Jamila Al-Shanti, who has previously served as a minister and a member of the Palestinian Legislative Council, is not expected to be handed any of the major positions in the leadership, including oversight of the military or economy, but there are chances that she will be in charge of the promotion of women in Palestinian society.
First Woman in Hamas' History
In an interview to Sputnik, Jamila Al-Shanti said she was "happy" with the appointment, and that it proves that the movement is adopting a more liberal orientation.
"[This move shows that] Hamas has taken a new direction. It showed that it believes in women’s rights and in their ability to fulfil themselves even inside such sensitive places like the leadership of the organisation."
In a way, it is accurate. Palestinians are set to head to the polling stations three times this year. On 22 May, they will hold legislative elections. On 31 July, they will be electing a president and a month later representatives will be picked for the Palestinian National Council. This means that in the pre-election frenzy, factions will be spreading promises and trying to show that they are working on improving the lives of the ordinary people.
Al-Shanti's appointment might also be tactical, geared at showing that Hamas is adopting more liberal ideas. But in Israel, which monitors the developments in the Islamic movement closely, doubts run high as to whether a woman in the group's political bureau is a sign of changing tendencies.

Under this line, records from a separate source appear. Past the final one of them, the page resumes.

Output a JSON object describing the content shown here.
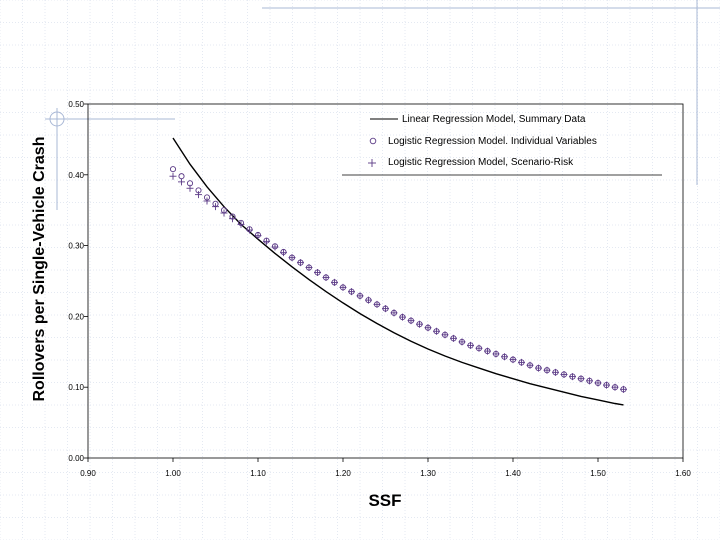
{
  "colors": {
    "grid_decoration": "#c9d3e6",
    "frame_decoration": "#a9b8d6",
    "curve": "#000000",
    "markers": "#5b3a86"
  },
  "chart_data": {
    "type": "line",
    "title": "",
    "xlabel": "SSF",
    "ylabel": "Rollovers per Single-Vehicle Crash",
    "xlim": [
      0.9,
      1.6
    ],
    "ylim": [
      0.0,
      0.5
    ],
    "x_ticks": [
      "0.90",
      "1.00",
      "1.10",
      "1.20",
      "1.30",
      "1.40",
      "1.50",
      "1.60"
    ],
    "y_ticks": [
      "0.00",
      "0.10",
      "0.20",
      "0.30",
      "0.40",
      "0.50"
    ],
    "grid": false,
    "legend_position": "top-right",
    "series": [
      {
        "name": "Linear Regression Model, Summary Data",
        "style": "line",
        "x": [
          1.0,
          1.02,
          1.04,
          1.06,
          1.08,
          1.1,
          1.12,
          1.14,
          1.16,
          1.18,
          1.2,
          1.22,
          1.24,
          1.26,
          1.28,
          1.3,
          1.32,
          1.34,
          1.36,
          1.38,
          1.4,
          1.42,
          1.44,
          1.46,
          1.48,
          1.5,
          1.52,
          1.53
        ],
        "y": [
          0.452,
          0.415,
          0.383,
          0.355,
          0.33,
          0.309,
          0.289,
          0.27,
          0.252,
          0.235,
          0.219,
          0.204,
          0.19,
          0.177,
          0.165,
          0.154,
          0.144,
          0.135,
          0.127,
          0.119,
          0.112,
          0.105,
          0.099,
          0.093,
          0.087,
          0.082,
          0.077,
          0.075
        ]
      },
      {
        "name": "Logistic Regression Model. Individual Variables",
        "style": "circle",
        "x": [
          1.0,
          1.01,
          1.02,
          1.03,
          1.04,
          1.05,
          1.06,
          1.07,
          1.08,
          1.09,
          1.1,
          1.11,
          1.12,
          1.13,
          1.14,
          1.15,
          1.16,
          1.17,
          1.18,
          1.19,
          1.2,
          1.21,
          1.22,
          1.23,
          1.24,
          1.25,
          1.26,
          1.27,
          1.28,
          1.29,
          1.3,
          1.31,
          1.32,
          1.33,
          1.34,
          1.35,
          1.36,
          1.37,
          1.38,
          1.39,
          1.4,
          1.41,
          1.42,
          1.43,
          1.44,
          1.45,
          1.46,
          1.47,
          1.48,
          1.49,
          1.5,
          1.51,
          1.52,
          1.53
        ],
        "y": [
          0.408,
          0.398,
          0.388,
          0.378,
          0.368,
          0.359,
          0.35,
          0.341,
          0.332,
          0.323,
          0.315,
          0.307,
          0.299,
          0.291,
          0.283,
          0.276,
          0.269,
          0.262,
          0.255,
          0.248,
          0.241,
          0.235,
          0.229,
          0.223,
          0.217,
          0.211,
          0.205,
          0.199,
          0.194,
          0.189,
          0.184,
          0.179,
          0.174,
          0.169,
          0.164,
          0.159,
          0.155,
          0.151,
          0.147,
          0.143,
          0.139,
          0.135,
          0.131,
          0.127,
          0.124,
          0.121,
          0.118,
          0.115,
          0.112,
          0.109,
          0.106,
          0.103,
          0.1,
          0.097
        ]
      },
      {
        "name": "Logistic Regression Model, Scenario-Risk",
        "style": "plus",
        "x": [
          1.0,
          1.01,
          1.02,
          1.03,
          1.04,
          1.05,
          1.06,
          1.07,
          1.08,
          1.09,
          1.1,
          1.11,
          1.12,
          1.13,
          1.14,
          1.15,
          1.16,
          1.17,
          1.18,
          1.19,
          1.2,
          1.21,
          1.22,
          1.23,
          1.24,
          1.25,
          1.26,
          1.27,
          1.28,
          1.29,
          1.3,
          1.31,
          1.32,
          1.33,
          1.34,
          1.35,
          1.36,
          1.37,
          1.38,
          1.39,
          1.4,
          1.41,
          1.42,
          1.43,
          1.44,
          1.45,
          1.46,
          1.47,
          1.48,
          1.49,
          1.5,
          1.51,
          1.52,
          1.53
        ],
        "y": [
          0.398,
          0.39,
          0.381,
          0.372,
          0.363,
          0.355,
          0.346,
          0.338,
          0.33,
          0.322,
          0.314,
          0.306,
          0.298,
          0.29,
          0.283,
          0.276,
          0.269,
          0.262,
          0.255,
          0.248,
          0.241,
          0.235,
          0.229,
          0.223,
          0.217,
          0.211,
          0.205,
          0.199,
          0.194,
          0.189,
          0.184,
          0.179,
          0.174,
          0.169,
          0.164,
          0.159,
          0.155,
          0.151,
          0.147,
          0.143,
          0.139,
          0.135,
          0.131,
          0.127,
          0.124,
          0.121,
          0.118,
          0.115,
          0.112,
          0.109,
          0.106,
          0.103,
          0.1,
          0.097
        ]
      }
    ]
  }
}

Hamas is still aimed at establishing an independent Palestinian state on the entire territory of Israel, without any negotiations.
It still calls for the use of jihad, a holy war, to achieve that goal, and believes that the armed struggle should persist until the total disappearance of Israel.
Al-Shanti looks at the situation differently, but nevertheless agrees with the movement she represents in believing an armed struggle is is a natural response to Israel's conduct.
The Palestinian people, be it Hamas, Fatah, the Islamic Jihad, or any other faction, support a liberal approach and embrace the desire to live in peace. But, just as the rest of the Palestinians, I support an armed struggle because our enemy violates our rights and wages a war against us."
No Change on the Horizon?
While Al-Shanti's views coincide with Hamas' ideology, she is not expected to be in charge of any sensitive positions, including the Strip's military activity or economy, spheres that are traditionally reserved for men.
Nor is she expected to play a role in any major decisions, including the fight against Israel, and according to talks with Gaza-based experts, it is likely that Al-Shanti will be given a relatively low-scale role, like the promotion of women in Palestinian society.
No matter what that role might be, Al-Shanti says she is up for the challenge. "I will bear the responsibility for any positions that I will be tasked with," she promises.
"The Islamic movement that was established some three decades ago has gone a long way. It gained a great experience in politics, economy and military and it is now only natural for it to add a social aspect to it and include women, who have been standing by men during times of war and peace."